Société

France : Les démons de l’islamisme (48)

© D.R

Les terroristes tournent un film de Noël
Strasbourg, 23 décembre 2000

L’Opel Astra de location file sur la route entre la station thermale de Baden-Baden, en Allemagne, et Strasbourg, en Alsace. À l’intérieur, l’Algérien Salim Boukhari, trente-trois ans, et le Français Fouhad Sabour, trente-neuf ans, ont poussé le volume de l’autoradio à fond. Ils n’ont pas choisi une cassette de musique techno. C’est plutôt requiem pour l’Occident.
Les refrains en langue arabe appellent à la guerre sainte : «Nous levons haut l’étendard de l’Islam. Nous sommes les soldats de Dieu et ne craignons pas la mort», hurlent les haut-parleurs. Les deux hommes empruntent la route fédérale 28 en direction de Kehl. À 16h26, ils franchissent la frontière française. Quelques minutes plus tard, les voilà dans le centre -ville de Strasbourg. En ce 23 décembre 2000, les guirlandes du marché de Noël brillent de mille feux. La foule est dense. Sur la place, la cathédrale en impose avec se flèche se profilant dans la nuit tombante.
Les chalands se pressent autour des échoppes. Un père Noël distribue des cadeaux. Des enfants s’égaient sur un manège. Un groupe de musique joue sa partition de notes claires. Un grand arbre de Noël illumine le magasin Marks & Spencer.
L’Algérien Boukhari sort sa caméra vidéo. Il attarde longuement son objectif sur la cathédrale. En voix off, il commente : «Ceci est l’église des ennemis de Dieu». Le cameraman amateur fixe son appareil sur le piétons : «Ce sont le ennemis de Dieu! Ils dansent et sont joyeux. Si Dieu le veut, qu’ils brûlent en enfer.» Le soir venu, les deux «touristes» reprennent la direction de Francfort. Deux jours plus tard, la police criminelle allemande interpelle les deux hommes et deux complices, Djilali Benali et Lamine Maroni. Le groupe islamiste projetait de poser une cocotte-minute bourrée d’explosifs et télécommandée au beau milieu du marché de Noël. Carnage garanti. Un procédé que l’artificier de la bande avait testé dans les camps afghans. Cette bande avait reçu l’ordre de frapper la France. Le commanditaire serait le recteur en chef d’Al Qaïda en Europe, Abou Doha, installé à Londres. Dans leurs valises, les terroristes disposaient d’un petit dossier de treize pages de format A4.
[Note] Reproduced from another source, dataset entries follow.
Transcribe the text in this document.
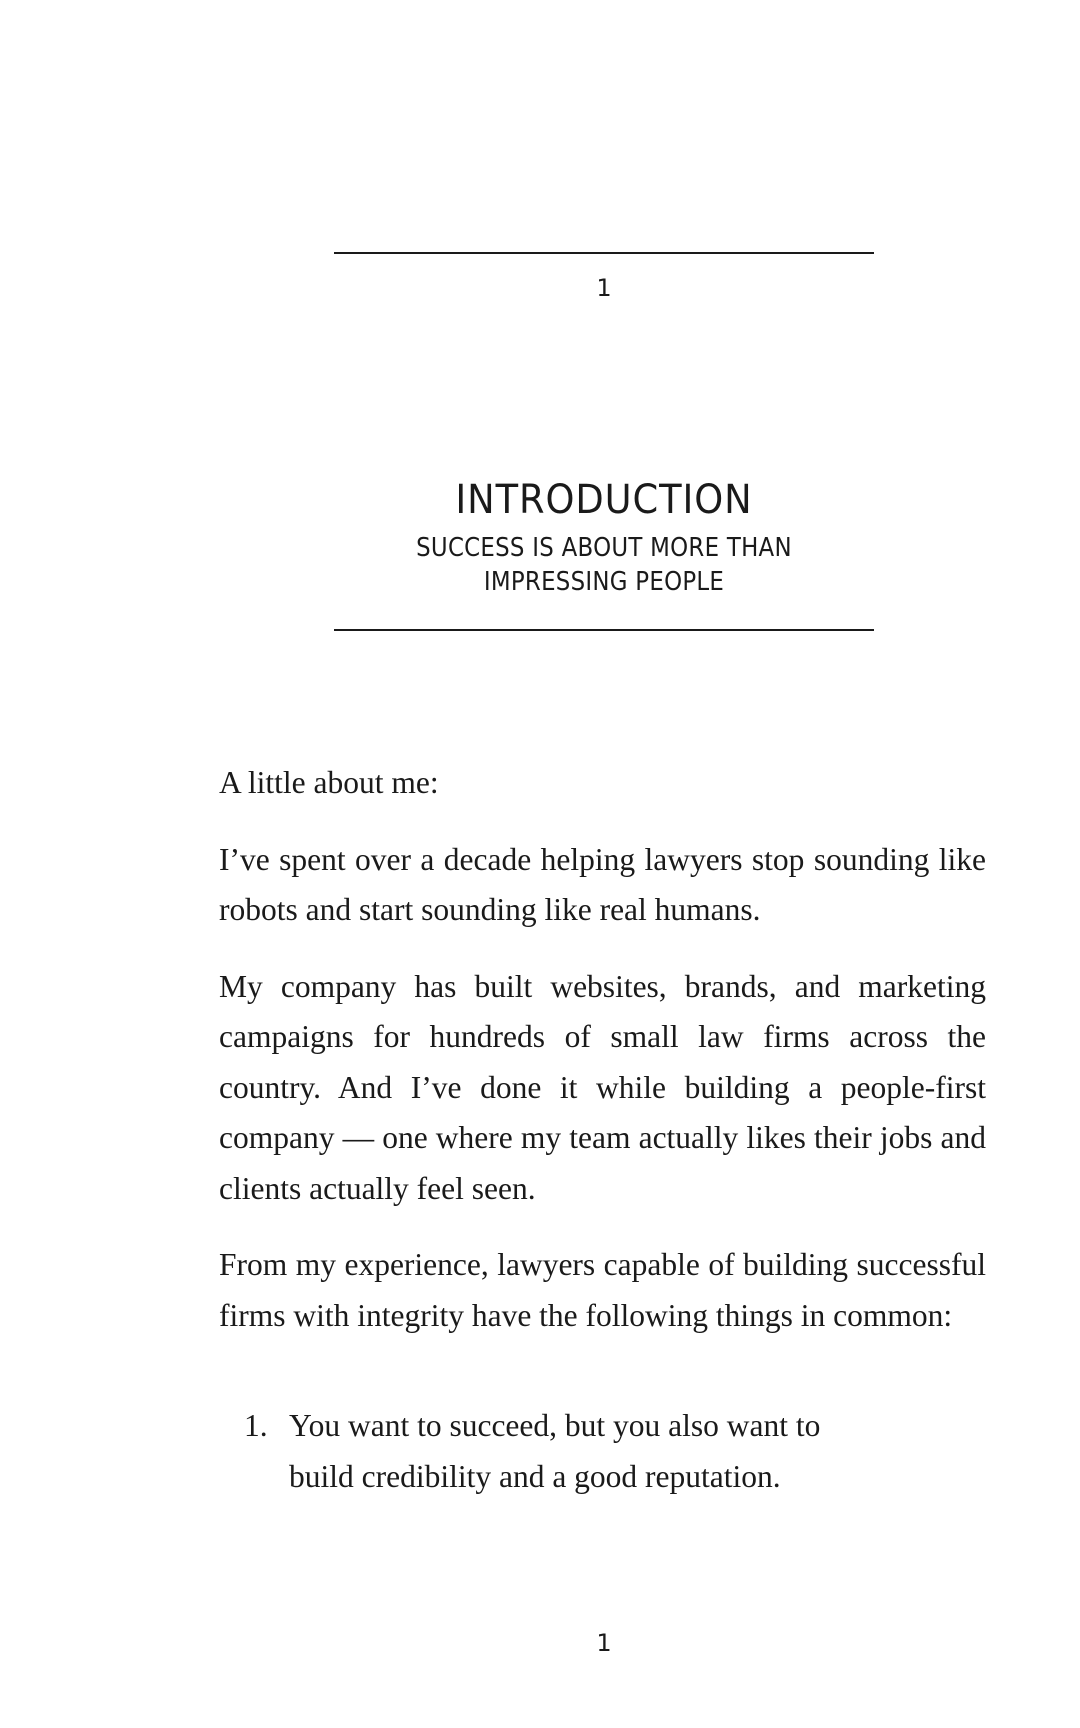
1
INTRODUCTION
SUCCESS IS ABOUT MORE THAN IMPRESSING PEOPLE

A little about me:

I’ve spent over a decade helping lawyers stop sounding like robots and start sounding like real humans.

My company has built websites, brands, and marketing campaigns for hundreds of small law firms across the country. And I’ve done it while building a people-first company — one where my team actually likes their jobs and clients actually feel seen.

From my experience, lawyers capable of building successful firms with integrity have the following things in common:

1. You want to succeed, but you also want to build credibility and a good reputation.
1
Ces documents détaillaient la fabrication de poisons mortels, tels l’huile de ricin, l’aniline ou le cyanure. En juin 2003, un tribunal allemand condamnera les quatre hommes à des peines de dix à douze ans de prison. Selon les magistrats d’outre-Rhin, l’objectif de ces moujahidine d’Europe était d’«atteindre la manière de vivre des sociétés civilisées occidentales et tuer à cette occasion les chrétiens, juifs et autres non-croyants dans le cadre de la guerre sainte à l’echelle mondiale, d’attaquer les symboles chrétiens, tels que la cathédrale de Strasbourg et le marché de Noël, et punir la France du fait de son soutien au pouvoir algérien».
L’affaire démontre la détermination des réseaux islamistes à frapper l’Hexagone. Leur animosité active remonte à l’interruption du processus électoral en Algérie en 1992. La France a vu d’un bon oeil le coup de force de l’armée. Au départ, les terroristes algériens utilisent l’Europe, les États-Unis et le Canada, comme «bases arrière». Pour éviter d’être traqués sur deux fronts, ils en font des sanctuaires. Liée à l’Algérie par l’histoire, la politique et l’économie, la France constituera une exception.
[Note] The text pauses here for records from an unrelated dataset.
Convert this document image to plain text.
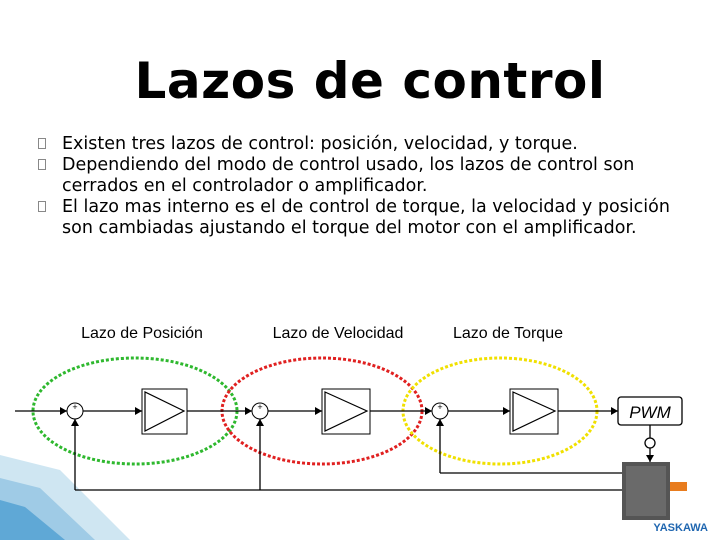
Lazos de control
Existen tres lazos de control: posición, velocidad, y torque.
Dependiendo del modo de control usado, los lazos de control son cerrados en el controlador o amplificador.
El lazo mas interno es el de control de torque, la velocidad y posición son cambiadas ajustando el torque del motor con el amplificador.
Lazo de Posición	Lazo de Velocidad	Lazo de Torque
+
-
+
-
+
-	PWM
YASKAWA
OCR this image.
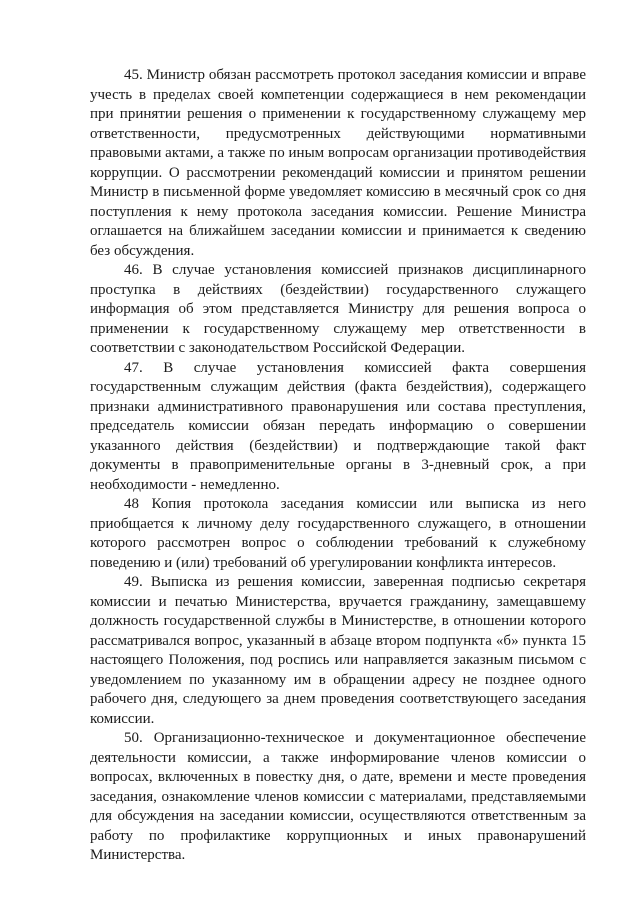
45. Министр обязан рассмотреть протокол заседания комиссии и вправе учесть в пределах своей компетенции содержащиеся в нем рекомендации при принятии решения о применении к государственному служащему мер ответственности, предусмотренных действующими нормативными правовыми актами, а также по иным вопросам организации противодействия коррупции. О рассмотрении рекомендаций комиссии и принятом решении Министр в письменной форме уведомляет комиссию в месячный срок со дня поступления к нему протокола заседания комиссии. Решение Министра оглашается на ближайшем заседании комиссии и принимается к сведению без обсуждения.

46. В случае установления комиссией признаков дисциплинарного проступка в действиях (бездействии) государственного служащего информация об этом представляется Министру для решения вопроса о применении к государственному служащему мер ответственности в соответствии с законодательством Российской Федерации.

47. В случае установления комиссией факта совершения государственным служащим действия (факта бездействия), содержащего признаки административного правонарушения или состава преступления, председатель комиссии обязан передать информацию о совершении указанного действия (бездействии) и подтверждающие такой факт документы в правоприменительные органы в 3-дневный срок, а при необходимости - немедленно.

48 Копия протокола заседания комиссии или выписка из него приобщается к личному делу государственного служащего, в отношении которого рассмотрен вопрос о соблюдении требований к служебному поведению и (или) требований об урегулировании конфликта интересов.

49. Выписка из решения комиссии, заверенная подписью секретаря комиссии и печатью Министерства, вручается гражданину, замещавшему должность государственной службы в Министерстве, в отношении которого рассматривался вопрос, указанный в абзаце втором подпункта «б» пункта 15 настоящего Положения, под роспись или направляется заказным письмом с уведомлением по указанному им в обращении адресу не позднее одного рабочего дня, следующего за днем проведения соответствующего заседания комиссии.

50. Организационно-техническое и документационное обеспечение деятельности комиссии, а также информирование членов комиссии о вопросах, включенных в повестку дня, о дате, времени и месте проведения заседания, ознакомление членов комиссии с материалами, представляемыми для обсуждения на заседании комиссии, осуществляются ответственным за работу по профилактике коррупционных и иных правонарушений Министерства.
En septembre 1993, les premiers ressortissants étrangers assassinés en Algérie sont deux géomètres français. En 1994 et 1995, l’organe de presse du GIA à Londres, Al Ansar, diffuse des communiqués très virulents à l’encontre de l’ancienne puissance coloniale. La police française procède à de premières «rafles» anti-islamistes, notamment l’opération Chrysanthème. Le 22 juin 1995, dans un texte au style fleuri, intitulé «Made in France?», un certain «Oussama Ben Abdel fattah» dénonce l’arrestation de «musulmans» par les «croisés français».
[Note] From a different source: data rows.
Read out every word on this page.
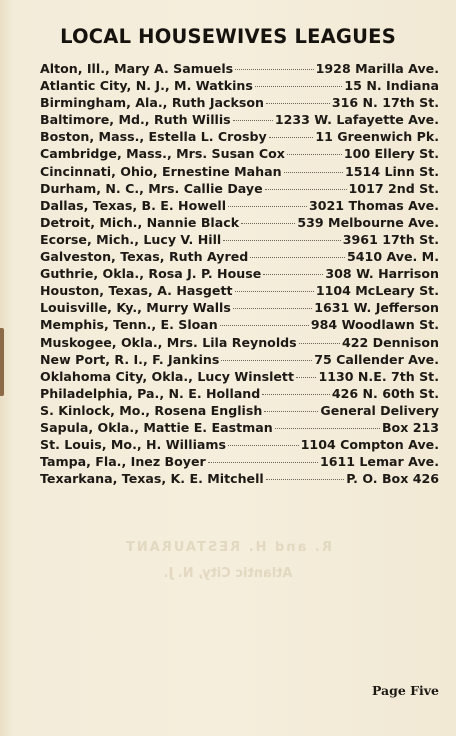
LOCAL HOUSEWIVES LEAGUES
Alton, Ill., Mary A. Samuels	1928 Marilla Ave.
Atlantic City, N. J., M. Watkins	15 N. Indiana
Birmingham, Ala., Ruth Jackson	316 N. 17th St.
Baltimore, Md., Ruth Willis	1233 W. Lafayette Ave.
Boston, Mass., Estella L. Crosby	11 Greenwich Pk.
Cambridge, Mass., Mrs. Susan Cox	100 Ellery St.
Cincinnati, Ohio, Ernestine Mahan	1514 Linn St.
Durham, N. C., Mrs. Callie Daye	1017 2nd St.
Dallas, Texas, B. E. Howell	3021 Thomas Ave.
Detroit, Mich., Nannie Black	539 Melbourne Ave.
Ecorse, Mich., Lucy V. Hill	3961 17th St.
Galveston, Texas, Ruth Ayred	5410 Ave. M.
Guthrie, Okla., Rosa J. P. House	308 W. Harrison
Houston, Texas, A. Hasgett	1104 McLeary St.
Louisville, Ky., Murry Walls	1631 W. Jefferson
Memphis, Tenn., E. Sloan	984 Woodlawn St.
Muskogee, Okla., Mrs. Lila Reynolds	422 Dennison
New Port, R. I., F. Jankins	75 Callender Ave.
Oklahoma City, Okla., Lucy Winslett 1130 N.E. 7th St.
Philadelphia, Pa., N. E. Holland	426 N. 60th St.
S. Kinlock, Mo., Rosena English	General Delivery
Sapula, Okla., Mattie E. Eastman	Box 213
St. Louis, Mo., H. Williams	1104 Compton Ave.
Tampa, Fla., Inez Boyer	1611 Lemar Ave.
Texarkana, Texas, K. E. Mitchell	P. O. Box 426
R. and H. RESTAURANT
Atlantic City, N. J.
Page Five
Il fulmine : «Les sbires du régime chrétien ont fait une descente dans de paisibles domiciles, brisant les portes, violant la pudeur et l’intimité sacrée. Leur haine est allée jusqu’à poser des liens de fer sur les mains des faibles femmes, dévotes, innocentes et pieuses. Ils n’ont même pas eu pitié des vieillards blanchis par les ans.» Dans la même édition d’Al Ansar, un autre article étrille le gouvernement français accusé de soutenir le régime «impie» en Algérie: «Chirac n’est que la seconde chaussure de la paire qu’il forme avec Mitterand, ou avec Jospin.» L’auteur fait allusion au détournement d’un Airbus A300 de la compagnie Air France sur l’aéroport d’Alger le 24 décembre 1994 : «Que la France s’attende à recevoir d’autres messages clairs et que les enfants de l’adultère et autres jeunes gens des bordels préparent des chaises en nombre suffisant pour faire face à leurs téléviseurs.»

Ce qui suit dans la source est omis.